Nos últimos tempos vivi algumas pequenas mortes — daquelas que não ganham rituais nem lágrimas públicas, mas que pesam no coração como o silêncio de uma amizade que já foi viva. São ausências que não se explicam, respostas que não chegam, conversas que murcham. São pessoas que desaparecem mesmo estando online, e a gente aprende, na marra, a parar de insistir.
Em tempos de
redes sociais, é fácil manter uma ilusão de presença. Um emoji aqui, um
“curtir” acolá. Mas afetos verdadeiros pedem mais que interações esporádicas —
pedem presença real, ainda que virtual. Pedem escuta, troca, disponibilidade.
Pedem escolha.
Tenho visto e
lido muito sobre essa necessidade compulsiva de estar conectado — o medo de
ficar de fora, conhecido pela sigla FOMO (Fear Of Missing Out). Essa
ansiedade nos faz querer adicionar gente, manter a timeline cheia, estar em vários
lugares ao mesmo tempo, numa busca incessante por pertencimento. Mas essa
sensação de conexão superficial pode nos fazer perder o foco do que realmente
importa.
E é disso que
se trata, no fundo: reciprocidade é escolha. Ninguém é obrigado a estar, mas
também não se pode fingir presença. Eu tenho escolhido estar. Às vezes até
demais. Envio mensagens, pergunto como a pessoa está, me importo. Quero
encontrar, fazer coisas juntas, participar da vida e que participem da minha
vida. Compartilhar. Porque amar é isso tudo também.
É fundamental
entender que existem pessoas que são mais importantes que outras em nossas
vidas — e isso é normal. Faz bem categorizar, reconhecer quem realmente importa
para podermos destacar e alimentar esses vínculos. Porque imagine só: se eu der
atenção a quem não é tão importante e negligenciar quem é essencial, trocarei
afeto por distração.
Amizade não
pode ser território de adivinhação. Amor, tampouco. Ninguém deveria implorar
por atenção, por conversa, por cuidado. A ausência de reciprocidade corrói o
afeto mais bonito, e aos poucos vamos desistindo de esperar. Não como vingança,
mas como forma de sobrevivência.
Tenho
aprendido a cultivar o que também me cultiva. A não colocar água onde não há
raiz.
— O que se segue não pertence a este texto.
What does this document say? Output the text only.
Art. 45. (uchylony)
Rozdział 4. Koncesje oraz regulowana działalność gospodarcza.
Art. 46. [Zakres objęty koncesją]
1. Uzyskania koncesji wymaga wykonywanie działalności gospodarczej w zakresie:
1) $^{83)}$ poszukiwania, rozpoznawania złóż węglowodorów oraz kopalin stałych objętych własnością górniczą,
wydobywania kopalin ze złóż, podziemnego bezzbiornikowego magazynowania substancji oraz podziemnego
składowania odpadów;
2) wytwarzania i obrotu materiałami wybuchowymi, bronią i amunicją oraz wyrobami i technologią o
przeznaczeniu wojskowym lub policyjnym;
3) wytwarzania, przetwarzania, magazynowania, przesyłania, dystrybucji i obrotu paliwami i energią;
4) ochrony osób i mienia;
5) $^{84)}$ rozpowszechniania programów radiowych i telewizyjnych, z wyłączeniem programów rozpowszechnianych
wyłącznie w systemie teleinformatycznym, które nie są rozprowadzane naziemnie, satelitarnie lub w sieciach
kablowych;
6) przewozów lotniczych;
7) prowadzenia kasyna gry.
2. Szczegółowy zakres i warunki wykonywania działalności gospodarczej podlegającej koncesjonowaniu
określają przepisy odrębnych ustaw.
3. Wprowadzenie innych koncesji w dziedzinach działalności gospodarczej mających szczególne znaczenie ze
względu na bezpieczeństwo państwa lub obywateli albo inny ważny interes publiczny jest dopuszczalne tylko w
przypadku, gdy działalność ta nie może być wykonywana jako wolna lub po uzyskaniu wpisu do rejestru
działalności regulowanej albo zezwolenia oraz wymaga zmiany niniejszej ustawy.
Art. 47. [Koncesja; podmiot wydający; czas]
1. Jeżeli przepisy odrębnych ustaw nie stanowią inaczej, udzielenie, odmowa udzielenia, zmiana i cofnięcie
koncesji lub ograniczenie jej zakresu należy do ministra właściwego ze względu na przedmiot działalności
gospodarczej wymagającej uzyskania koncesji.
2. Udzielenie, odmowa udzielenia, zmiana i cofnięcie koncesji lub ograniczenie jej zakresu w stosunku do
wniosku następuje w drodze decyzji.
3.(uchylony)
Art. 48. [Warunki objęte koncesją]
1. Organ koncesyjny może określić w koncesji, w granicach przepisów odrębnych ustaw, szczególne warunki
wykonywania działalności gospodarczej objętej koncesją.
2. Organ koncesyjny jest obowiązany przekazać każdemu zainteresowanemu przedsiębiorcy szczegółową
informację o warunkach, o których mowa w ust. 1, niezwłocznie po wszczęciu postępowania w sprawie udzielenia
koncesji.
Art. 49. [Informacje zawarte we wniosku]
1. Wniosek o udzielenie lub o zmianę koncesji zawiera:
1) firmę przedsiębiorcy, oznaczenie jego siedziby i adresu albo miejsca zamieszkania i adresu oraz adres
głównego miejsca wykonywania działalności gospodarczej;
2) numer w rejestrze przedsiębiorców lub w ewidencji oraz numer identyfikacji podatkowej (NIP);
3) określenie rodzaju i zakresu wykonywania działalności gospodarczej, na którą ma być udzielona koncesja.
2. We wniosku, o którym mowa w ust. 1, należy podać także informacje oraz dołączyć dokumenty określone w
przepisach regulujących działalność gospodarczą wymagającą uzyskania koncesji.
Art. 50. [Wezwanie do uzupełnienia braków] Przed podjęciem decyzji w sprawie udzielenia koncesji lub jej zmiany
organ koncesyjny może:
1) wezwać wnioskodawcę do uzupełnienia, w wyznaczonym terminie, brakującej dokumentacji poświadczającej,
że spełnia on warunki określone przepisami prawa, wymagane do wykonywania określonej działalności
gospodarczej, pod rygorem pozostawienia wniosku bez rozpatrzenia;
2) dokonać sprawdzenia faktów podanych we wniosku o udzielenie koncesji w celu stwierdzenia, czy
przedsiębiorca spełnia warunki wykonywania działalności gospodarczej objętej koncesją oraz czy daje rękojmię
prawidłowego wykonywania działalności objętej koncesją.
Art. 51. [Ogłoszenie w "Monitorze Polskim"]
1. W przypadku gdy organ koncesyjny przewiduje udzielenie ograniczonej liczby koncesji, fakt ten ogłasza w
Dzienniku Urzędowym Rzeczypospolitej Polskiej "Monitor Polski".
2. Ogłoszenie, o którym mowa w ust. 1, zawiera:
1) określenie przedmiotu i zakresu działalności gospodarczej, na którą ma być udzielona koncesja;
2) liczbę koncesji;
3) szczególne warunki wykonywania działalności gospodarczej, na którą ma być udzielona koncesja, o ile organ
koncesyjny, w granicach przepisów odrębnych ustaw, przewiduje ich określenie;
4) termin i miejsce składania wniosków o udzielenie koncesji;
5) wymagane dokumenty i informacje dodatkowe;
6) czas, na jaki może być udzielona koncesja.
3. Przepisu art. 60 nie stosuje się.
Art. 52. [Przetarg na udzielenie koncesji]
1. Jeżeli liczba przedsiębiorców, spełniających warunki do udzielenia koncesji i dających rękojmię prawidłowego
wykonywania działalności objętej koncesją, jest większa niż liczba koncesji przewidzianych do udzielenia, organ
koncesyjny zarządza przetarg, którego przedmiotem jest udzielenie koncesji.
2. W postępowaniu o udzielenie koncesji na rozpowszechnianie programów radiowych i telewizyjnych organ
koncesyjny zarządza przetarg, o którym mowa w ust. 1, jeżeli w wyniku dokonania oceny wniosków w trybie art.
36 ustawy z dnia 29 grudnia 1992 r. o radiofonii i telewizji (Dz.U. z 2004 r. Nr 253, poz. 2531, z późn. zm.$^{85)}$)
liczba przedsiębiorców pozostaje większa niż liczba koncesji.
A reconhecer os gestos mínimos que sustentam a ponte entre dois mundos. E
a aceitar, com alguma serenidade, que nem todo mundo vai atravessar a vida
comigo até o fim.
Referências para reflexão
· Zygmunt
Bauman — Modernidade Líquida (Editora Zahar)
Bauman
discute como, na sociedade contemporânea, as relações humanas tornaram-se mais
frágeis e transitórias, como se fossem líquidas, exigindo constante
renegociação e atenção para que se mantenham.
·
Byung-Chul Han — A Sociedade do Cansaço (Editora
Vozes)
O
autor aborda a pressão e o esgotamento na vida moderna, causada pelo excesso de
estímulos, expectativas e a necessidade constante de desempenho, o que impacta
diretamente nossa capacidade de estabelecer vínculos profundos.
·
FOMO (Fear Of Missing Out)
Termo
da psicologia contemporânea que descreve a ansiedade relacionada ao medo de
perder eventos, experiências ou conexões importantes, levando a uma
hiperatividade social e virtual que pode prejudicar a qualidade das relações.
Adorei.
ResponderExcluirVivemos mesmo numa época de diluição: todos parecem presentes, mas estão distantes. É a falsa impressão que as redes passam. Na verdade elas estão aí para captar uma transparência distorcida do que realmente é o afeto real (Han sabe melhor do que eu). E não sei você, mas me sinto cada vez mais distante dos afetos reais. Fazer amigos se tornou algo automático, frio, corriqueiro. Quem de fato está conosco, vibrando pela vida? A palavra certa para o que sinto é "vazio". Quem sabe encontramos alguém disposto a trocar vida sem julgamentos?
"Tenho aprendido a cultivar também o que me cultiva". Essa frase, essa ideia, é linda, poética. Uma bela crônica.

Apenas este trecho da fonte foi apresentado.